Be gentle with yourself and those around you.

In October 2020, I was diagnosed with nasopharyngeal cancer. After a lump on my neck didn’t go away, I called my primary care doctor. It took 8 weeks to see him and during that time the lump kept growing and my anxiety did too.  After searching my symptoms on the internet (not recommended!) I was prepared for the possibility that it was cancer -- I had even practiced receiving the diagnosis and how I would respond with questions. I can now say from experience, you’re never really prepared to hear those words come out of your doctor’s mouth.  When he told me I had cancer, it was like a punch in the gut. My cheeks got hot. I was sitting down but my knees got weak. Everything around me felt like it was melting. I wanted to cry. It felt like I was literally knitting myself together and pulling at every strand so that I did not completely fall apart right there and then. I took a deep breath and exhaled, then I cleared my throat and began asking what the next steps were and who I had to see. 

When I got home from my appointment it hit me in another wave. As I walked in the front door, I was greeted by my husband, son, and my dad (my younger kids were in their room.) My eyes immediately watered as I looked over to my husband.  My son and husband hugged me and I finally broke down in their arms as I told them I had stage 3 cancer.  We all cried together for a few minutes.  I pulled myself together and I shared that I had my oncologist appointment, my radiology appointment, and dental oncology appointment all set. I immediately saw their shock and their relief in knowing “yes we have a plan.” I didn’t have it in me to talk to my girls that night.  I just hugged them extra tight.

When I think of that moment and the terrifying period after, I always come back to my littlest kids. At the time of diagnosis my kids were 5, 7, and 19 (now 6, 8, and 20). My husband’s mother passed when he was 5 from metastatic breast cancer. He remembers being frightened and worried about her. He knew something was wrong but didn’t have the information he needed to cope at the time. Our daughters already knew that something was up with me because I was going to the doctors a lot more often. We needed to tell them, even though we knew it would be hard. It went something like this: 

“You may have noticed that mommy has been going to the doctors a lot recently. Mommy is sick and she is going to be taking some very strong medicine that will make her feel tired. The medicine may also change the way mommy looks. She may lose weight or may lose her hair. Mommy is also going to be getting something called radiation and that will also help to get her better.”

In the period after my initial diagnosis, I learned a lot about myself and about my kids. It is so hard to parent when you are going through so much. Here are some things that I learned that might help you:

Be honest with your children. Tell them, at their level, what’s going on. Don’t overshare and let their questions guide you.  Answer them honestly but if you don’t know the answer, it is o.k. to say “I don’t know.” 

Tell the school.  We were in the middle of the pandemic, so I was homeschooling my kids but I let their teachers know what was going on and they put me in contact with our district’s counselor. We were lucky that each of my daughters met with the school counselor for weekly sessions. Our teachers were great. I felt supported and they understood when assignments were late or if the girls were acting out on zoom. 
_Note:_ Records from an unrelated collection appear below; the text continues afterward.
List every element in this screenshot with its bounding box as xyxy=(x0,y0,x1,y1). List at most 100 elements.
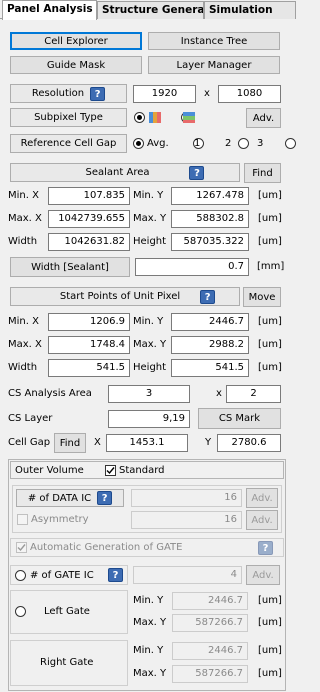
guide-mask-button[interactable]: Guide Mask xyxy=(10,56,142,74)
unit-label: [um] xyxy=(258,668,282,679)
right-gate-miny-label: Min. Y xyxy=(133,645,164,656)
data-ic-label-box: # of DATA IC ? xyxy=(16,489,124,507)
help-icon[interactable]: ? xyxy=(108,568,123,582)
asymmetry-label: Asymmetry xyxy=(31,514,89,525)
sealant-miny-label: Min. Y xyxy=(133,190,164,201)
start-maxy-label: Max. Y xyxy=(133,339,167,350)
cs-layer-input[interactable]: 9,19 xyxy=(108,410,190,428)
start-points-title: Start Points of Unit Pixel xyxy=(59,291,181,302)
start-miny-input[interactable]: 2446.7 xyxy=(171,313,249,331)
resolution-width-input[interactable]: 1920 xyxy=(133,85,196,103)
start-points-header: Start Points of Unit Pixel ? xyxy=(10,287,240,306)
ref-gap-radio-2[interactable] xyxy=(238,138,250,149)
ref-gap-radio-avg[interactable] xyxy=(133,138,144,149)
start-points-move-button[interactable]: Move xyxy=(243,287,281,307)
subpixel-radio-stripe[interactable] xyxy=(134,112,145,123)
help-icon[interactable]: ? xyxy=(200,289,216,304)
start-height-input[interactable]: 541.5 xyxy=(171,359,249,377)
cs-area-x-label: x xyxy=(216,388,222,399)
right-gate-box: Right Gate xyxy=(10,640,128,686)
cell-gap-y-label: Y xyxy=(205,437,212,448)
data-ic-adv-button[interactable]: Adv. xyxy=(246,488,278,508)
subpixel-type-label: Subpixel Type xyxy=(10,108,127,127)
sealant-find-button[interactable]: Find xyxy=(244,163,281,183)
cs-analysis-area-label: CS Analysis Area xyxy=(8,388,92,399)
gate-ic-input[interactable]: 4 xyxy=(133,566,242,584)
cs-mark-button[interactable]: CS Mark xyxy=(198,408,281,429)
sealant-minx-label: Min. X xyxy=(8,190,39,201)
help-icon[interactable]: ? xyxy=(258,541,273,555)
cell-gap-x-label: X xyxy=(94,437,101,448)
sealant-height-label: Height xyxy=(133,236,167,247)
start-maxx-input[interactable]: 1748.4 xyxy=(48,336,130,354)
tab-bar: Panel Analysis Structure Generation Simu… xyxy=(0,0,296,20)
left-gate-maxy-input[interactable]: 587266.7 xyxy=(172,614,248,632)
cs-area-a-input[interactable]: 3 xyxy=(108,385,190,403)
cell-gap-label: Cell Gap xyxy=(8,437,51,448)
unit-label: [um] xyxy=(258,595,282,606)
auto-gate-checkbox[interactable] xyxy=(16,542,27,553)
cs-layer-label: CS Layer xyxy=(8,413,53,424)
asymmetry-checkbox[interactable] xyxy=(17,514,28,525)
left-gate-miny-input[interactable]: 2446.7 xyxy=(172,592,248,610)
asymmetry-input[interactable]: 16 xyxy=(131,511,242,529)
start-maxx-label: Max. X xyxy=(8,339,42,350)
subpixel-type-options xyxy=(134,112,244,124)
gate-ic-radio[interactable] xyxy=(15,570,26,581)
outer-volume-label: Outer Volume xyxy=(15,465,84,476)
right-gate-maxy-input[interactable]: 587266.7 xyxy=(172,665,248,683)
tab-structure-generation[interactable]: Structure Generation xyxy=(97,1,204,19)
subpixel-adv-button[interactable]: Adv. xyxy=(246,108,281,128)
right-gate-label: Right Gate xyxy=(40,657,94,668)
sealant-width-input[interactable]: 1042631.82 xyxy=(48,233,130,251)
asymmetry-row: Asymmetry xyxy=(17,513,127,527)
cell-explorer-button[interactable]: Cell Explorer xyxy=(10,32,142,50)
data-ic-label: # of DATA IC xyxy=(27,492,92,504)
rgb-stripe-icon xyxy=(149,112,161,123)
tab-panel-analysis[interactable]: Panel Analysis xyxy=(2,0,97,20)
sealant-minx-input[interactable]: 107.835 xyxy=(48,187,130,205)
width-sealant-button[interactable]: Width [Sealant] xyxy=(10,257,130,277)
sealant-height-input[interactable]: 587035.322 xyxy=(171,233,249,251)
right-gate-maxy-label: Max. Y xyxy=(133,668,167,679)
tab-simulation[interactable]: Simulation xyxy=(204,1,296,19)
standard-checkbox[interactable] xyxy=(105,465,116,476)
ref-gap-radio-3[interactable] xyxy=(284,138,296,149)
cell-gap-y-input[interactable]: 2780.6 xyxy=(217,434,281,452)
sealant-maxx-input[interactable]: 1042739.655 xyxy=(48,210,130,228)
ref-gap-3-label: 3 xyxy=(257,138,264,149)
auto-gate-row: Automatic Generation of GATE ? xyxy=(10,538,284,557)
layer-manager-button[interactable]: Layer Manager xyxy=(148,56,280,74)
asymmetry-adv-button[interactable]: Adv. xyxy=(246,510,278,530)
sealant-width-value-input[interactable]: 0.7 xyxy=(135,258,249,276)
unit-label: [um] xyxy=(258,362,282,373)
cell-gap-find-button[interactable]: Find xyxy=(54,433,86,453)
data-ic-input[interactable]: 16 xyxy=(131,489,242,507)
sealant-maxy-input[interactable]: 588302.8 xyxy=(171,210,249,228)
start-minx-input[interactable]: 1206.9 xyxy=(48,313,130,331)
start-width-label: Width xyxy=(8,362,38,373)
right-gate-miny-input[interactable]: 2446.7 xyxy=(172,642,248,660)
instance-tree-button[interactable]: Instance Tree xyxy=(148,32,280,50)
left-gate-label: Left Gate xyxy=(44,606,90,617)
resolution-height-input[interactable]: 1080 xyxy=(218,85,281,103)
start-miny-label: Min. Y xyxy=(133,316,164,327)
resolution-label-box: Resolution ? xyxy=(10,84,127,103)
sealant-miny-input[interactable]: 1267.478 xyxy=(171,187,249,205)
left-gate-miny-label: Min. Y xyxy=(133,595,164,606)
outer-volume-header: Outer Volume Standard xyxy=(10,461,284,479)
gate-ic-adv-button[interactable]: Adv. xyxy=(246,565,280,585)
start-width-input[interactable]: 541.5 xyxy=(48,359,130,377)
left-gate-radio[interactable] xyxy=(15,606,26,617)
help-icon[interactable]: ? xyxy=(189,165,205,180)
help-icon[interactable]: ? xyxy=(97,491,113,505)
gate-ic-label-box: # of GATE IC ? xyxy=(10,565,128,585)
cs-area-b-input[interactable]: 2 xyxy=(226,385,281,403)
unit-label: [um] xyxy=(258,316,282,327)
start-minx-label: Min. X xyxy=(8,316,39,327)
ref-gap-avg-label: Avg. xyxy=(147,138,169,149)
cell-gap-x-input[interactable]: 1453.1 xyxy=(106,434,188,452)
mm-unit-label: [mm] xyxy=(257,261,285,272)
help-icon[interactable]: ? xyxy=(90,86,106,101)
start-maxy-input[interactable]: 2988.2 xyxy=(171,336,249,354)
Give your children grace, patience, extra hugs, and all the love you can muster. When I was in the thick of treatment, I noticed that my girls were super clingy. Now, even after chemo and radiation has ended, they are still going through a lot of big emotions… and it can be hard.  Heck, I don’t even handle my big emotions all that well at times. Your kids may act out more or even regress a bit. Have patience with them and give them extra long hugs when you can. 

Listen to your kids.  Be present if they want to share their feelings and don’t force them if they aren’t ready. If they do share some of the heaviness that they carry, thank them. 

Don’t be scared to do something silly.  I always put on a dance song and have a 3 minute dance party (if you are too tired to dance you can be the audience and cheer on the dancer). 

Give yourself grace. You are a human going through something incredibly difficult. You are going to make some mistakes and that’s o.k. Your children need to see that you are human.  When your kids see you taking care of yourself, this teaches them to listen to their own body, to be graceful with themselves, and to acknowledge their own needs. When you make a mistake (and you will, remember you’re human), what’s important is how we handle our mistakes. Our children are watching us and while they may not always listen, they do emulate and copy what we do. So when we handle our mistakes, this teaches them how to handle theirs. When you are exhausted and snap at one of your kids, it's o.k. to take a breath and realize that you are human. Get on their level. I usually crouch down so I am eye to eye with them.  I apologize, give a hug and move on. Really that is something we should be doing anyway, but a good reminder when there are so many big emotions in the house. 

Since my diagnosis, I’ve been learning a lot of lessons that I didn’t ask to learn.  What I come back to time, and time again, is something I probably knew before: be gentle with yourself and those around you.  We all deserve it. 

Monica Vazquez is a mom of three, has a PhD in Immunology and loves to learn. Monica was diagnosed with stage 3 nasopharyngeal cancer in February 2021. She is currently four months out of treatment and focusing on her family.